Pages 396-398, transcribed by Carolyn Ward from History of Allen and Woodson Counties, Kansas: embellished with portraits of well known people of these counties, with biographies of our representative citizens, cuts of public buildings and a map of each county / Edited and Compiled by L. Wallace Duncan and Chas. F. Scott. Iola Registers, Printers and Binders, Iola, Kan.: 1901; 894 p., [36] leaves of plates: ill., ports.; includes index.



 

396 cont'd HISTORY OF ALLEN AND  

HENRY W. WILLIAMS.

HENRY W. WILLIAMS, of Iola, one of Iola's early Police Judges and for some years a grain and coal dealer in the city, came into Kansas in 1878 and settled on the frontier in Pawnee county. He migrated there from Cumberland county, Illinois, where he was born February 1, 1833. He passed his boyhood in Coles and his youth in Cumberland county and was a son of Harry Williams who went into Illinois in 1830 and settled in Coles county. The latter was born in Bradford county, Pennsylvania, in 1809. and left the state three years later with his father, Zaben Williams, to Elizabethtown, Kentucky, Hardin county, and was reared there almost to manhood. In 1828 he crossed the Ohio river and invaded Crawford county, Indiana, where he married Lucretia Beals and, soon after moved over into Coles county, Illinois. Lucretia was a daughter of David Beals and Philiney Hayes, a niece of ex-President Hayes,

  WOODSON COUNTIES, KANSAS. 397

for her father, Oliver Hayes, was the President's uncle. The Beals were from near Saratoga, New York, from which point they settled first in the Miami country above Cincinnati and afterward in Crawford county, Indiana.

Zaben Williams was born and reared at Williamstown, Massachusetts, and was a son of one of the founders of the town and a nephew of the other. These brothers were men of affluence and their generosity prompted them to found and endow the college at Williamstown. Zaben Williams' three children were: Harris, Constant and Harry, whose forefathers were patriots in the American Revolution, in the person of the founders of Williamstown College, both of whom died in the service.

Harry Williams' children were: Mary J., who married Josiah Goodwin, of Cumberland county, Illinois; Henry W.; David B., of Sullivan county, Missouri; Lucy E., deceased, wife of W. J. Vinson, of Cumberland county, Illinois; Jesse M., of the same county; Larinda C., wife of J. T. Jones, of Coles county, Illinois, and William F. Williams, of Cumberland county, Illinois.

Our subject spent his early life on his father's farm.
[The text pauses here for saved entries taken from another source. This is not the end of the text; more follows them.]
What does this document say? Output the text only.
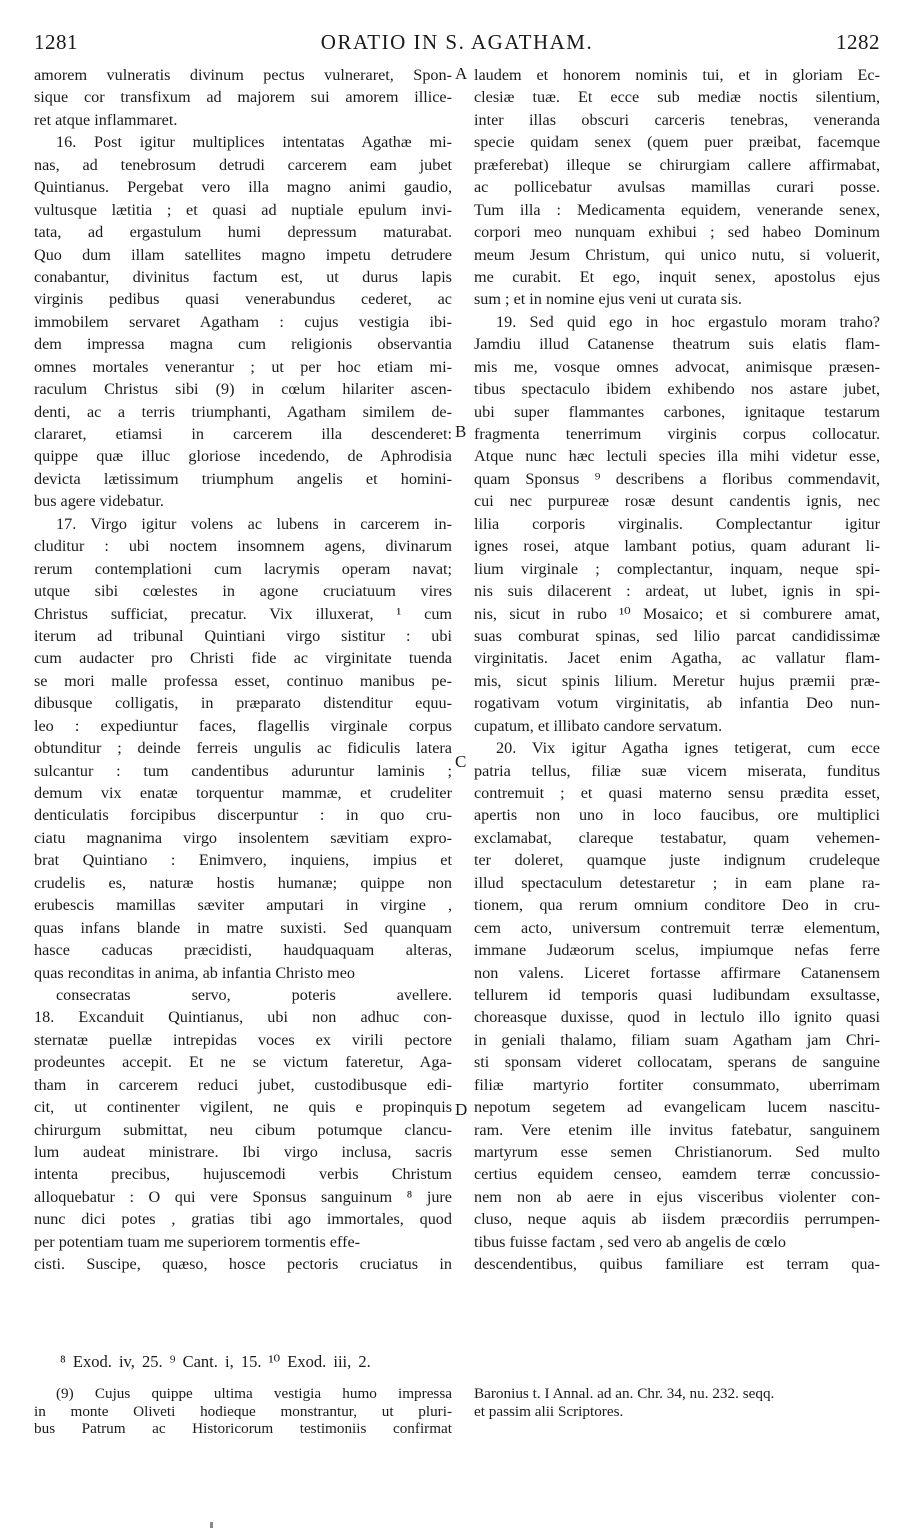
1281	ORATIO IN S. AGATHAM.	1282
amorem vulneratis divinum pectus vulneraret, Spon-
sique cor transfixum ad majorem sui amorem illice-
ret atque inflammaret.
16. Post igitur multiplices intentatas Agathæ mi-
nas, ad tenebrosum detrudi carcerem eam jubet
Quintianus. Pergebat vero illa magno animi gaudio,
vultusque lætitia ; et quasi ad nuptiale epulum invi-
tata, ad ergastulum humi depressum maturabat.
Quo dum illam satellites magno impetu detrudere
conabantur, divinitus factum est, ut durus lapis
virginis pedibus quasi venerabundus cederet, ac
immobilem servaret Agatham : cujus vestigia ibi-
dem impressa magna cum religionis observantia
omnes mortales venerantur ; ut per hoc etiam mi-
raculum Christus sibi (9) in cœlum hilariter ascen-
denti, ac a terris triumphanti, Agatham similem de-
clararet, etiamsi in carcerem illa descenderet:
quippe quæ illuc gloriose incedendo, de Aphrodisia
devicta lætissimum triumphum angelis et homini-
bus agere videbatur.
17. Virgo igitur volens ac lubens in carcerem in-
cluditur : ubi noctem insomnem agens, divinarum
rerum contemplationi cum lacrymis operam navat;
utque sibi cœlestes in agone cruciatuum vires
Christus sufficiat, precatur. Vix illuxerat, ¹ cum
iterum ad tribunal Quintiani virgo sistitur : ubi
cum audacter pro Christi fide ac virginitate tuenda
se mori malle professa esset, continuo manibus pe-
dibusque colligatis, in præparato distenditur equu-
leo : expediuntur faces, flagellis virginale corpus
obtunditur ; deinde ferreis ungulis ac fidiculis latera
sulcantur : tum candentibus aduruntur laminis ;
demum vix enatæ torquentur mammæ, et crudeliter
denticulatis forcipibus discerpuntur : in quo cru-
ciatu magnanima virgo insolentem sævitiam expro-
brat Quintiano : Enimvero, inquiens, impius et
crudelis es, naturæ hostis humanæ; quippe non
erubescis mamillas sæviter amputari in virgine ,
quas infans blande in matre suxisti. Sed quanquam
hasce caducas præcidisti, haudquaquam alteras,
quas reconditas in anima, ab infantia Christo meo
consecratas servo, poteris avellere.
18. Excanduit Quintianus, ubi non adhuc con-
sternatæ puellæ intrepidas voces ex virili pectore
prodeuntes accepit. Et ne se victum fateretur, Aga-
tham in carcerem reduci jubet, custodibusque edi-
cit, ut continenter vigilent, ne quis e propinquis
chirurgum submittat, neu cibum potumque clancu-
lum audeat ministrare. Ibi virgo inclusa, sacris
intenta precibus, hujuscemodi verbis Christum
alloquebatur : O qui vere Sponsus sanguinum ⁸ jure
nunc dici potes , gratias tibi ago immortales, quod
per potentiam tuam me superiorem tormentis effe-
cisti. Suscipe, quæso, hosce pectoris cruciatus in
laudem et honorem nominis tui, et in gloriam Ec-
clesiæ tuæ. Et ecce sub mediæ noctis silentium,
inter illas obscuri carceris tenebras, veneranda
specie quidam senex (quem puer præibat, facemque
præferebat) illeque se chirurgiam callere affirmabat,
ac pollicebatur avulsas mamillas curari posse.
Tum illa : Medicamenta equidem, venerande senex,
corpori meo nunquam exhibui ; sed habeo Dominum
meum Jesum Christum, qui unico nutu, si voluerit,
me curabit. Et ego, inquit senex, apostolus ejus
sum ; et in nomine ejus veni ut curata sis.
19. Sed quid ego in hoc ergastulo moram traho?
Jamdiu illud Catanense theatrum suis elatis flam-
mis me, vosque omnes advocat, animisque præsen-
tibus spectaculo ibidem exhibendo nos astare jubet,
ubi super flammantes carbones, ignitaque testarum
fragmenta tenerrimum virginis corpus collocatur.
Atque nunc hæc lectuli species illa mihi videtur esse,
quam Sponsus ⁹ describens a floribus commendavit,
cui nec purpureæ rosæ desunt candentis ignis, nec
lilia corporis virginalis. Complectantur igitur
ignes rosei, atque lambant potius, quam adurant li-
lium virginale ; complectantur, inquam, neque spi-
nis suis dilacerent : ardeat, ut lubet, ignis in spi-
nis, sicut in rubo ¹⁰ Mosaico; et si comburere amat,
suas comburat spinas, sed lilio parcat candidissimæ
virginitatis. Jacet enim Agatha, ac vallatur flam-
mis, sicut spinis lilium. Meretur hujus præmii præ-
rogativam votum virginitatis, ab infantia Deo nun-
cupatum, et illibato candore servatum.
20. Vix igitur Agatha ignes tetigerat, cum ecce
patria tellus, filiæ suæ vicem miserata, funditus
contremuit ; et quasi materno sensu prædita esset,
apertis non uno in loco faucibus, ore multiplici
exclamabat, clareque testabatur, quam vehemen-
ter doleret, quamque juste indignum crudeleque
illud spectaculum detestaretur ; in eam plane ra-
tionem, qua rerum omnium conditore Deo in cru-
cem acto, universum contremuit terræ elementum,
immane Judæorum scelus, impiumque nefas ferre
non valens. Liceret fortasse affirmare Catanensem
tellurem id temporis quasi ludibundam exsultasse,
choreasque duxisse, quod in lectulo illo ignito quasi
in geniali thalamo, filiam suam Agatham jam Chri-
sti sponsam videret collocatam, sperans de sanguine
filiæ martyrio fortiter consummato, uberrimam
nepotum segetem ad evangelicam lucem nascitu-
ram. Vere etenim ille invitus fatebatur, sanguinem
martyrum esse semen Christianorum. Sed multo
certius equidem censeo, eamdem terræ concussio-
nem non ab aere in ejus visceribus violenter con-
cluso, neque aquis ab iisdem præcordiis perrumpen-
tibus fuisse factam , sed vero ab angelis de cœlo
descendentibus, quibus familiare est terram qua-
A
B
C
D
⁸ Exod. iv, 25. ⁹ Cant. i, 15. ¹⁰ Exod. iii, 2.
(9) Cujus quippe ultima vestigia humo impressa
in monte Oliveti hodieque monstrantur, ut pluri-
bus Patrum ac Historicorum testimoniis confirmat
Baronius t. I Annal. ad an. Chr. 34, nu. 232. seqq.
et passim alii Scriptores.
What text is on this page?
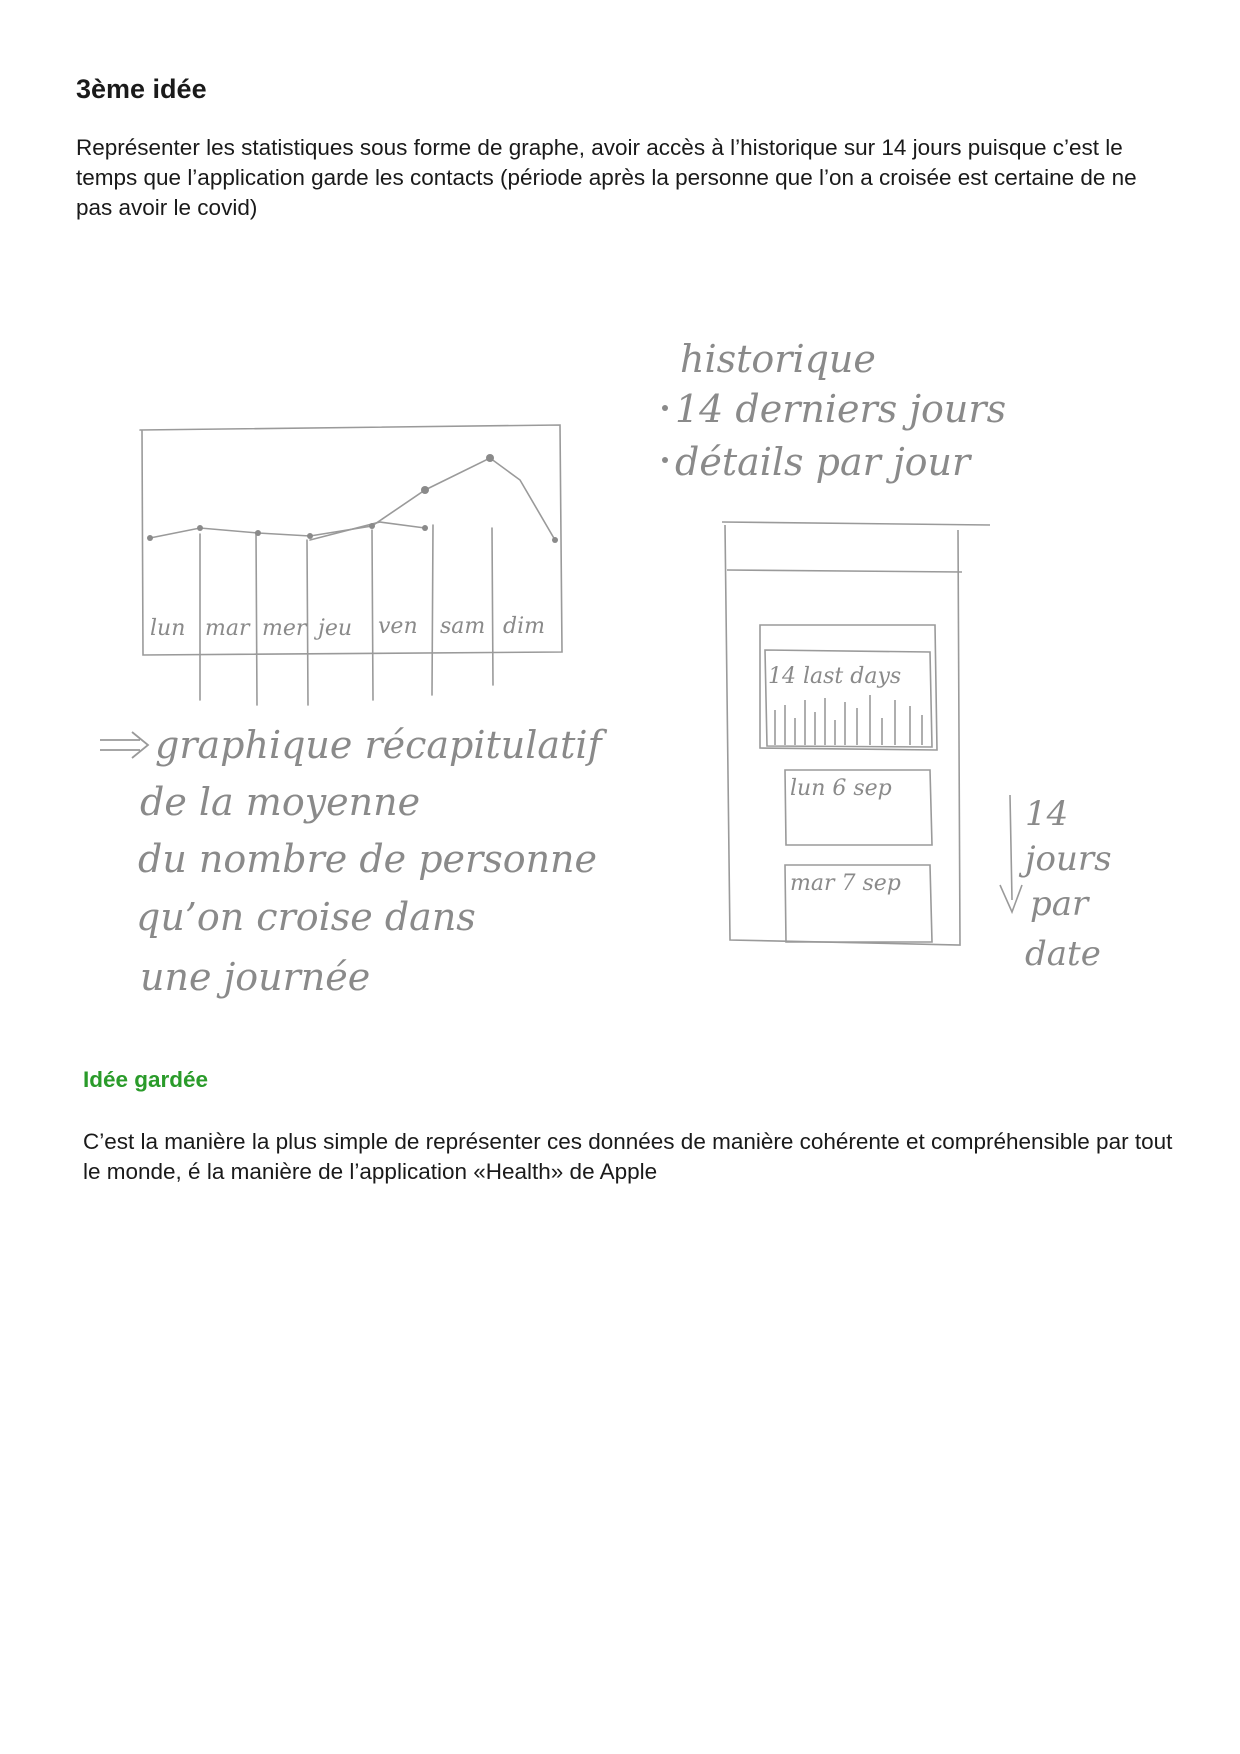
3ème idée

Représenter les statistiques sous forme de graphe, avoir accès à l’historique sur 14 jours puisque c’est le temps que l’application garde les contacts (période après la personne que l’on a croisée est certaine de ne pas avoir le covid)

lun mar mer jeu ven sam dim
graphique récapitulatif
de la moyenne
du nombre de personne
qu’on croise dans
une journée
historique
14 derniers jours
détails par jour
14 last days
lun 6 sep
mar 7 sep
14
jours
par
date
Idée gardée

C’est la manière la plus simple de représenter ces données de manière cohérente et compréhensible par tout le monde, é la manière de l’application «Health» de Apple
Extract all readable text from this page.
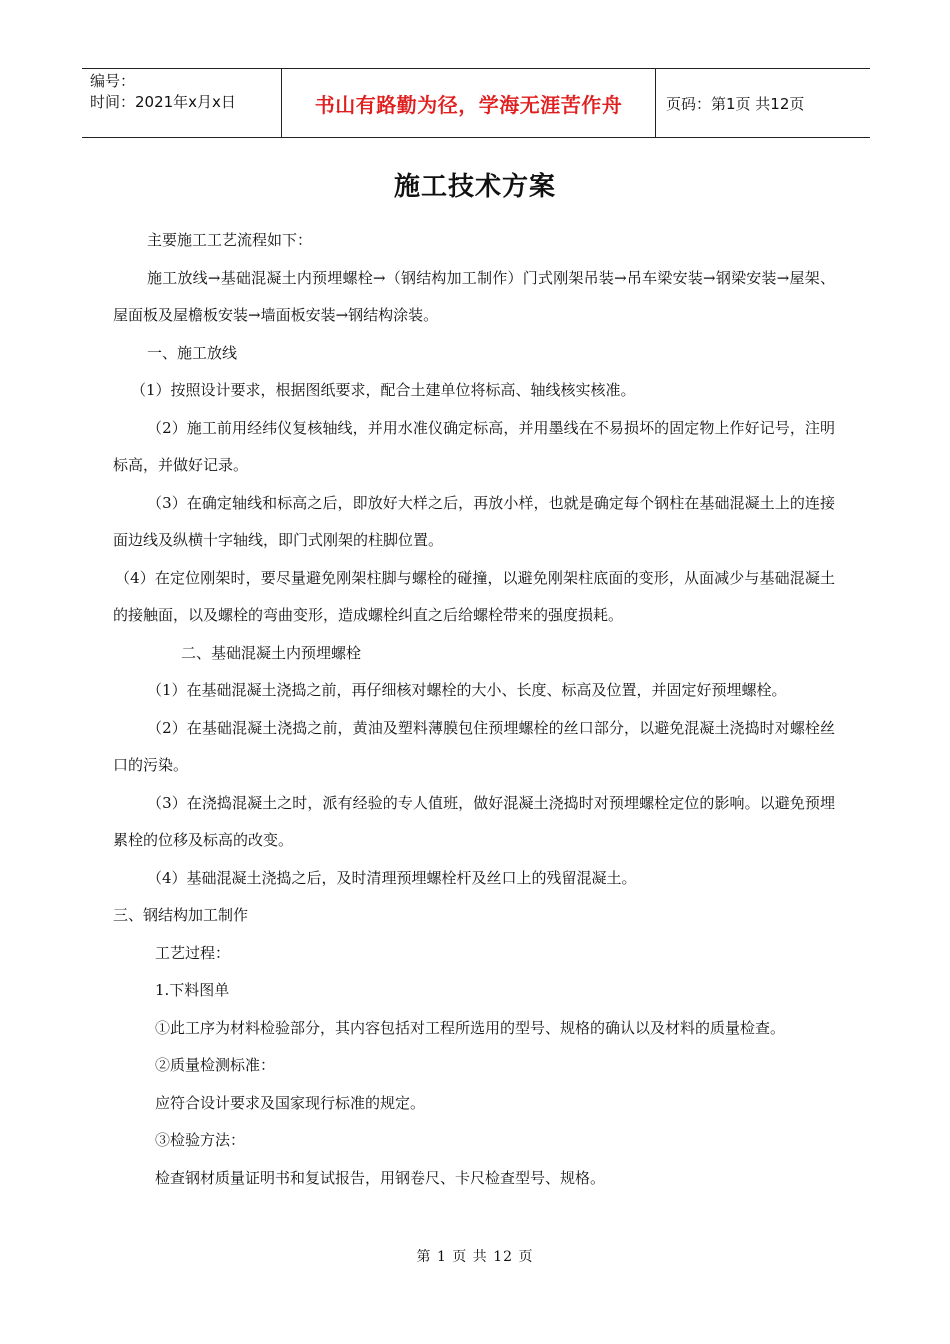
编号：
时间：2021年x月x日	书山有路勤为径，学海无涯苦作舟	页码：第1页 共12页
施工技术方案

主要施工工艺流程如下：

施工放线→基础混凝土内预埋螺栓→（钢结构加工制作）门式刚架吊装→吊车梁安装→钢梁安装→屋架、屋面板及屋檐板安装→墙面板安装→钢结构涂装。

一、施工放线

（1）按照设计要求，根据图纸要求，配合土建单位将标高、轴线核实核准。

（2）施工前用经纬仪复核轴线，并用水准仪确定标高，并用墨线在不易损坏的固定物上作好记号，注明标高，并做好记录。

（3）在确定轴线和标高之后，即放好大样之后，再放小样，也就是确定每个钢柱在基础混凝土上的连接面边线及纵横十字轴线，即门式刚架的柱脚位置。

（4）在定位刚架时，要尽量避免刚架柱脚与螺栓的碰撞，以避免刚架柱底面的变形，从面减少与基础混凝土的接触面，以及螺栓的弯曲变形，造成螺栓纠直之后给螺栓带来的强度损耗。

二、基础混凝土内预埋螺栓

（1）在基础混凝土浇捣之前，再仔细核对螺栓的大小、长度、标高及位置，并固定好预埋螺栓。

（2）在基础混凝土浇捣之前，黄油及塑料薄膜包住预埋螺栓的丝口部分，以避免混凝土浇捣时对螺栓丝口的污染。

（3）在浇捣混凝土之时，派有经验的专人值班，做好混凝土浇捣时对预埋螺栓定位的影响。以避免预埋累栓的位移及标高的改变。

（4）基础混凝土浇捣之后，及时清理预埋螺栓杆及丝口上的残留混凝土。

三、钢结构加工制作

工艺过程：

1.下料图单

①此工序为材料检验部分，其内容包括对工程所选用的型号、规格的确认以及材料的质量检查。

②质量检测标准：

应符合设计要求及国家现行标准的规定。

③检验方法：

检查钢材质量证明书和复试报告，用钢卷尺、卡尺检查型号、规格。

第 1 页 共 12 页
He went to school three months in the year and at the age of seventeen bargained with his father for his time. He made and handled saw-logs and rails and from this he dropped into farming. He was married in October, 1850, to Nancy J. Stone who died October 10, 1865, leaving: Frances, wife of William J. Newman, of Mattoon, Illinois; Lewis B. Williams, of Allen county, and Chauncey L. Williams, of Coles county, Illinois. In 1866 he was married to Amanda F. Kelley, who died in Iola July 17, 1899. Her children are: Orville K., one of Allen county's successful teachers; Oscar L.; Charles; Mary E., wife of W. Rutledge; Amanda L., wife of Oscar L. Cowan; Harry, Olive and Fred Williams are with their father. January 21, 1900, Mr. Williams married Mattie Dailey, a daughter of Amos Dailey, one of Iola's early settlers.

In western Kansas Mr. Williams was engaged in both carpenter work and farming. He resided in Pawnee Rock and later in Larned and from that city he came to Iola in 1888. He purchased a half block in the first ward of Iola which he has improved by covering it with residences and has thereby contributed his part in the city's development. In the spring of 1900 he went out of active business and is concerned now only with the proper rearing and education of his younger children.

In political training the early Williams were Whigs. Upon the dissolution of that party they became "Know Nothing" and when the Republican party was christened they joined it and helped swell Fremont's popular vote. Our subject's first vote was cast for that candidate for the Presidency and he has never missed an election in all these forty-four years. He has great faith today in the ability of that party to do things and to conduct the affairs of our country with wisdom and prudence and to lead our citizens along a high plane of morality, patriotism and civilization.

Mr. Williams enlisted at Benton Barracks, St. Louis, October 1861, for three years and his regiment was McClelland's advance guard along the

398 HISTORY OF ALLEN AND  

Potomac river in 1861 and 1862. He was discharged at Cumberland, Maryland, for disability and returned to Illinois, and in February, 1865, joined the One Hundred and Twenty-third Illinois and was transferred to Sixty-first Illinois, from which he was discharged October 19, 1865. He was detailed on duty to turn over deserters to the army, who returned under the President's proclamation, during the end of his second enlistment and the close of the war found him so engaged.